Israeli Arabs pay taxes to Israel but are denied equal rights as Jewish citizens, Badawi said - a system that inspired her to become a student activist and protest against the Israeli government and for peace.

"It's not useful to be observers," she said. "You should take the action into your own hands and do something."

She was expelled from Haifa University for organizing demonstrations not approved by the school. Many Israeli universities have similar policies, she said, because of the October Riots - the clashes between protesters and the Israeli military that left a dozen Israeli Arabs dead in the town of Umm el Fahem in 2000.

Adam, an Israeli Jew, began working for peace when one of his fellow students at Tel Aviv University was shot for protesting. "It made me think about how an Israeli could possibly shoot one of us just for being at a demonstration," he said. "People are killed all the time, but this was the first Israeli who was killed."

This event made Adam see how easily his life could be affected by the violence in Israel. It can be easy as a college student to think only of personal problems, such as an overdue paper, he said.

Adam began to ask questions about the presence of equality and human rights in Israel. "I want to believe that we [Israelis] are the good guys because I love my country," he said. "Yet, they are doing bad things in the name of a Jewish state."

One of the main reasons cited in support of Israeli Prime Minister Ariel Sharon's pullout from the Gaza Strip this past summer was the higher birthrate among Palestinians in the occupied territories, and the threat this posed to Israel retaining both a Jewish majority and a democracy.

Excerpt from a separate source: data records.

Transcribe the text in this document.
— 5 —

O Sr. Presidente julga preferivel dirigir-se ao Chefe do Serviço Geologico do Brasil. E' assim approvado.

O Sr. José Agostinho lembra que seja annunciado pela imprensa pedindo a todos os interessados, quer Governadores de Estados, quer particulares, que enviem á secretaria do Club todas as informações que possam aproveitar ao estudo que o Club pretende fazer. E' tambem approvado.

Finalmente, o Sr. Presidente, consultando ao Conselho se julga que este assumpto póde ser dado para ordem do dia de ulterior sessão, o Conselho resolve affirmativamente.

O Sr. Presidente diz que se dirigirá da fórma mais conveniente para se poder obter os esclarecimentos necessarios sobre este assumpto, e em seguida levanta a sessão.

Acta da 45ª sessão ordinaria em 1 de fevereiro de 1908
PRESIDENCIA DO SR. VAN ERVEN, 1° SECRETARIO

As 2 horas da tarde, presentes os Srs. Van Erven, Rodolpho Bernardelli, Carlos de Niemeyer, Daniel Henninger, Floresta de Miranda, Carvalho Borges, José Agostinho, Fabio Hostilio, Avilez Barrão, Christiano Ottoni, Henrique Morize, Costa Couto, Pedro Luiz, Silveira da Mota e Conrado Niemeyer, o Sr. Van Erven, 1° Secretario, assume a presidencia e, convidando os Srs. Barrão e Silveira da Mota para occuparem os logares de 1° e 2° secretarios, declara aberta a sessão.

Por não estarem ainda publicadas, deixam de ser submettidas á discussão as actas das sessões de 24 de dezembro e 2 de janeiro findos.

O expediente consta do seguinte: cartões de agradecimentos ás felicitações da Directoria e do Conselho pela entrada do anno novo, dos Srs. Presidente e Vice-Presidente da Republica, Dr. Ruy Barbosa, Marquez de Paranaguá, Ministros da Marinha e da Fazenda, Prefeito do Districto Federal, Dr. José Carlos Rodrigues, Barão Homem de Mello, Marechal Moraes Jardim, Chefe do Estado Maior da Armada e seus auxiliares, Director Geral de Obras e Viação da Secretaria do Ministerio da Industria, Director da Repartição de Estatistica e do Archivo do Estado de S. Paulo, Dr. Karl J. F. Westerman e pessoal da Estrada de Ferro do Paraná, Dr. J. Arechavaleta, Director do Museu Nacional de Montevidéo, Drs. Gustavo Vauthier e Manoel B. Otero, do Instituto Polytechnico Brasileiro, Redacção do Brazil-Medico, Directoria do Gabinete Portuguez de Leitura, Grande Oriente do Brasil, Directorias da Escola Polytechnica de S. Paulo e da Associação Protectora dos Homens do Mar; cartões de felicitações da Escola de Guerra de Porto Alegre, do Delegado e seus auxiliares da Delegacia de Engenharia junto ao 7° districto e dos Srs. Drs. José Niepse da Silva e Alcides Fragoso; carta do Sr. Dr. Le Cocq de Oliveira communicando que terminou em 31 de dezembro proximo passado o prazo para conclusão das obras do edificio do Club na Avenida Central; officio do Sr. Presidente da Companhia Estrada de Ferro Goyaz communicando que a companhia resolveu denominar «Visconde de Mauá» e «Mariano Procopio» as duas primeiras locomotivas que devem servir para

"Arabs are referred to as a 'demographic problem' in Israel by Israelis," Adam said. "Yet Jews were once considered a demographic problem, too" before the state's creation.

He said the benefits of protesting injustices are worth the challenges. "Being an activist is tough," Adam said. "It is not fun and people can scream at you and call you a traitor. The Vietnam War would have lasted a lot longer if it were not for students protesting against it."

Adam said the United States' preferential treatment of Israel only hurts the chances of peace.

Both students also discussed the barrier being built along the border with the West Bank. Referred to as a separation fence by Israelis and a wall by Palestinians, the barrier has been condemned by the non-binding International Court of Justice and rerouted by the Israeli Supreme Court for encroaching on Palestinian land.

The Israeli government says the barrier has limited terrorism inside the state - a similar barrier surrounds the Gaza Strip, from which attacks were minimal during the latest Palestinian uprising - but Badawi and Adam said it is a land grab.

The discussion was sponsored by The Faculty for Israeli-Palestinian Peace, which is hosting a conference in Tel Aviv in December for Israeli and Palestinian students from different parts of Israel. The group coordinated the New Initiative for Middle East Peace's (NIMEP) student research trip to Israel and the West Bank over Winter Break during the 2003-2004 school year.